On a bustling Saturday morning at Chicago’s Green City Farmers Market, shoppers fill their canvas bags with organic grains, sauces, pasta and jams. These are staples of the Midwest winter farmers market season.
But they also make up the bulk of Walmart’s new Wild Oats organic line of pantry staples--staples the retailer promises to price at about 25 percent lower than its competitors. Several items, including beans and olive oil, have already hit local shelves.
This kind of affordable organic has been the theoretical dream of the sustainable food community for decades. So then why is the move being greeted by so much suspicion?
Alice Waters, owner of Chez Panisse and one of the nation’s biggest cheerleaders for organic seasonal food, has real questions about who will be hurt in the quest for cheaper organic.
From WBEZ Chicago, Chewing the Fat is a weekly podcast with food journalists Louisa Chu and Monica Eng. Together they tackle cooking, dining, culture food policy, culinary characters and more.
“It definitely scares me,” she said. “I really feel like, when we are talking about cheap food, that somebody, somewhere is not being paid. And I am pretty certain that the person who is not being paid is the person raising that animal and tending that farm.”
When WBEZ asked Walmart how it planned to source the organic materials for this discounted line, the retailer responded with a statement that:
“We are working with Wild Oats to create a surety of demand which ultimately helps us pass along savings to our customers. We using our scale to deliver quality organic groceries to our customers for less.”
But this equation of greater demand producing lower prices doesn’t add up for folks like organic farmer Harry Carr of Mint Creek Farm in East Central Illinois.
“I think it’s got everybody a bit perplexed,” he said. “It doesn’t make sense. I just can’t see Walmart proactively choosing to improve the quality of their food and picking up the price differential because they are nice guys. We know that historically Walmart’s strategy has been to price other retailers out of the market with their size and scope and economies of scale. They took away our main streets in exchange for big boxes and I don’t think people look upon that very kindly.”
Wild Oats CEO Tom Casey says he understands the confusion about how higher demand could create lower prices. But he says the farmers pay is only a small part of the food equation.
He notes the real savings will come from streamlining the now fragmented manufacturing, distribution and retail stages of the organic food chain.
Author and food journalist Ruth Reichl is also skeptical about sourcing, but she can see some real benefits to the move.
“For all the people who want to eat organic food and don’t want pesticides and so forth, it’s a good thing,” Reichl says. “I think for down the road, for making organics mainstream it’s a very good thing. But I think for small farmers who are now raising organic food it could prove disastrous.
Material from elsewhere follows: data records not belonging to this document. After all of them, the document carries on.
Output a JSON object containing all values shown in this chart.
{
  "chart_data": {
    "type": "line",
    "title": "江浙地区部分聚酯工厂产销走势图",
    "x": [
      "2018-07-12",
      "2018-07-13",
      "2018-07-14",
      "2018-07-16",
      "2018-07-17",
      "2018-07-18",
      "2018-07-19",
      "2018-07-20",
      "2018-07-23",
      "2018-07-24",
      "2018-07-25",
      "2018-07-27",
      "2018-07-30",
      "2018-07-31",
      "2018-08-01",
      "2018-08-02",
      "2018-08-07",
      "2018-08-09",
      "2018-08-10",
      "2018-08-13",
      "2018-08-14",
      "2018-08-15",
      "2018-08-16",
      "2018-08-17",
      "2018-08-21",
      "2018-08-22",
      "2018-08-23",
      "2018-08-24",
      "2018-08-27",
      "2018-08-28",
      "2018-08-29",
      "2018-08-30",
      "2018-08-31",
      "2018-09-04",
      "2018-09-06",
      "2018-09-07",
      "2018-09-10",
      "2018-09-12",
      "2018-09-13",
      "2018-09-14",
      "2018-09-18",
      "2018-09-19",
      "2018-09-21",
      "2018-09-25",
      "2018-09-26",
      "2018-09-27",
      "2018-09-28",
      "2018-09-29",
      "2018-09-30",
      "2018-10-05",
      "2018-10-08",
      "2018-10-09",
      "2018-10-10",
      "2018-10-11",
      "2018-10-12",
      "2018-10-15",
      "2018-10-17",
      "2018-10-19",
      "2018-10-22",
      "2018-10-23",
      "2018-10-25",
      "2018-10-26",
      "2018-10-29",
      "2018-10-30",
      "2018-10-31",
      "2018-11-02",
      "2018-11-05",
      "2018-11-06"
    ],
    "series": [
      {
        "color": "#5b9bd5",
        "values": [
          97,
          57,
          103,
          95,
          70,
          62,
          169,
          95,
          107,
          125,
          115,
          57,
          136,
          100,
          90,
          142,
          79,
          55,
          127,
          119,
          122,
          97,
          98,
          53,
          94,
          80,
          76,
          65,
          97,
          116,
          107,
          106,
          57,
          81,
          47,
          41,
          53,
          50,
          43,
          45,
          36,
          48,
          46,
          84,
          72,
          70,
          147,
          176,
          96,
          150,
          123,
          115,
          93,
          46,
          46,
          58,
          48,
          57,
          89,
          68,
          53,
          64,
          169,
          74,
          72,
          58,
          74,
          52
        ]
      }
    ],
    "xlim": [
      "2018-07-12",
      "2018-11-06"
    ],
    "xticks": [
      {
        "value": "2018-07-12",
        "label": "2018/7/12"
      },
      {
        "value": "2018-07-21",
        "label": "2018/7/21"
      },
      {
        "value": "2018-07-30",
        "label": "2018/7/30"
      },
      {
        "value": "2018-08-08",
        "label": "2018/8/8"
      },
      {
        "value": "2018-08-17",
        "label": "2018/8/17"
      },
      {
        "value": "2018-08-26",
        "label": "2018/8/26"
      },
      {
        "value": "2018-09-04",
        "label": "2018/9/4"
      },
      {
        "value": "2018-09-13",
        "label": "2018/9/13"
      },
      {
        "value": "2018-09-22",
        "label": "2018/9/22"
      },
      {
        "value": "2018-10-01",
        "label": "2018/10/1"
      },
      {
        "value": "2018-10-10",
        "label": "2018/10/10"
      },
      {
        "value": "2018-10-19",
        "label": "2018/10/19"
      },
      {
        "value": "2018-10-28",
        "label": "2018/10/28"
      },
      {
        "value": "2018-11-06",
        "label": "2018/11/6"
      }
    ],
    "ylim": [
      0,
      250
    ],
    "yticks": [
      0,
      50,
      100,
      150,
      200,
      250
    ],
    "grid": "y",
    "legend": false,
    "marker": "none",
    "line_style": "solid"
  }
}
I think they way they are going to end up doing this is industrial organic and probably a lot of imported organic food.”
Casey won’t say what percentage of imported organic will go into Walmart’s Wild Oats line but he acknowledges: “there are certain products that are difficult to source effectively in the US right now. So we have a limited number of products we source internationally, but that would be typical of anybody sourcing organic products….The key is that these products are organic certified and they have to meet these requirements no matter who’s producing them.”
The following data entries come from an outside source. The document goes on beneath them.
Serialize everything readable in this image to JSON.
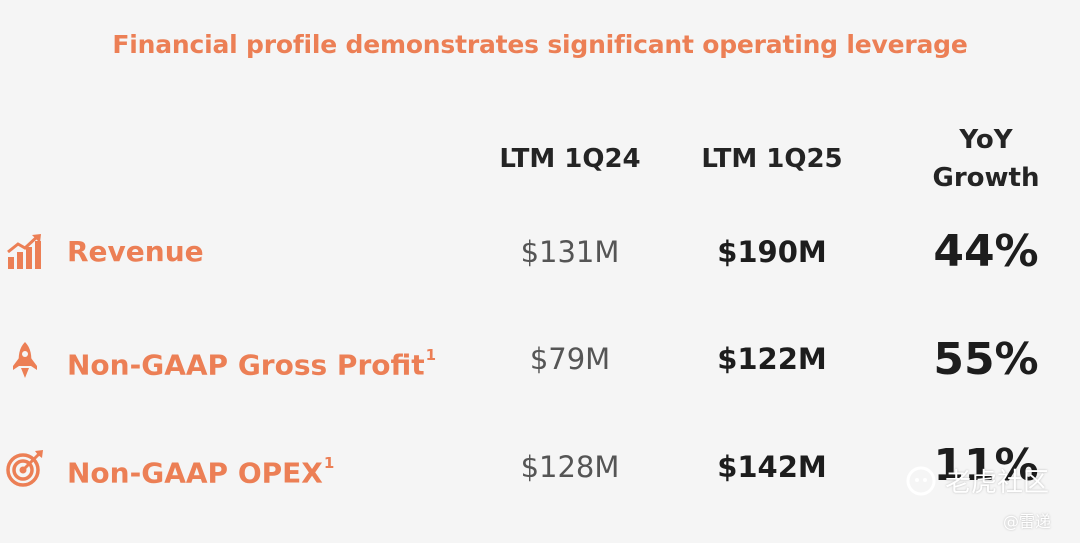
{
  "title": "Financial profile demonstrates significant operating leverage",
  "columns": [
    "LTM 1Q24",
    "LTM 1Q25",
    "YoY",
    "Growth"
  ],
  "rows": [
    {
      "label": "Revenue",
      "sup": "",
      "icon": "bar-chart-growth-icon",
      "ltm_1q24": "$131M",
      "ltm_1q25": "$190M",
      "yoy": "44%"
    },
    {
      "label": "Non-GAAP Gross Profit",
      "sup": "1",
      "icon": "rocket-icon",
      "ltm_1q24": "$79M",
      "ltm_1q25": "$122M",
      "yoy": "55%"
    },
    {
      "label": "Non-GAAP OPEX",
      "sup": "1",
      "icon": "target-icon",
      "ltm_1q24": "$128M",
      "ltm_1q25": "$142M",
      "yoy": "11%"
    }
  ],
  "watermark": {
    "main": "老虎社区",
    "handle": "@雷递"
  },
  "colors": {
    "accent": "#ec7f55",
    "text": "#1d1d1d",
    "muted": "#555555",
    "background": "#f5f5f5"
  }
}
While some worry that these discounted organics will put small organic family farmers out of business, Casey says that Walmart is simply trying to offer “more choices.”
Jim Slama, president of Family Farmed.org, says he’s not worried about the effect on small farmers because he believes they serve a totally different marketplace.
“I think that someone growing on a family farm is going to be selling at a farmers market or maybe to local restaurants who will pay higher prices or maybe to Whole Foods or Marianos,” he says. “But there is no way they have the scale to sell to Walmart and they are not going to take their price.”
Plus, Slama says, there are real upsides for the environment if Walmart’s demand pushes more farmers to adopt organic practices. These would require them to meet standards that preserve the quality of soil and water.
“I think it’s going to transition quite a bit more land from conventional to organic because its providing new very large markets for organic products,” he says.
Harry Rhodes, who directs a group of Chicago organic farms called Growing Home, also sees pluses in Walmart’s new organic push.
“The more organic options everywhere lead to healthier food choices,” he says. “So I think it’s a win-win. I don’t think it’s competition or danger to anything we’re doing.”
Sean Shatto is the CSA manager for Tomato Mountain Organic. He was at Green City Market last weekend selling tomato sauces, CSA shares and spinach. For now, he takes the long view.
“It might turn people on to paying more attention to their food---maybe,” he says. “And if that happens, then they might say, ‘well I got this organic spinach at Walmart, maybe I’ll go down to the farmers market to see what they’ve got.’ Their jaw will drop the first time they walk by and see that my spinach is $10 a pound. But then I will hand them a leaf and it will taste 10 times better than what they are getting for a $1 a pound at Walmart. And then hopefully they’ll come back.”
With so little information about how the food will be sourced and how consumers will react, it’s hard, even for critics, to draw firm conclusions. But Reichl says that one thing is certain.
“It’s going to change the landscape for organics enormously,” she said. “Being an optimist, I would say that in the future, this is going to be good. But for right now it scares me.”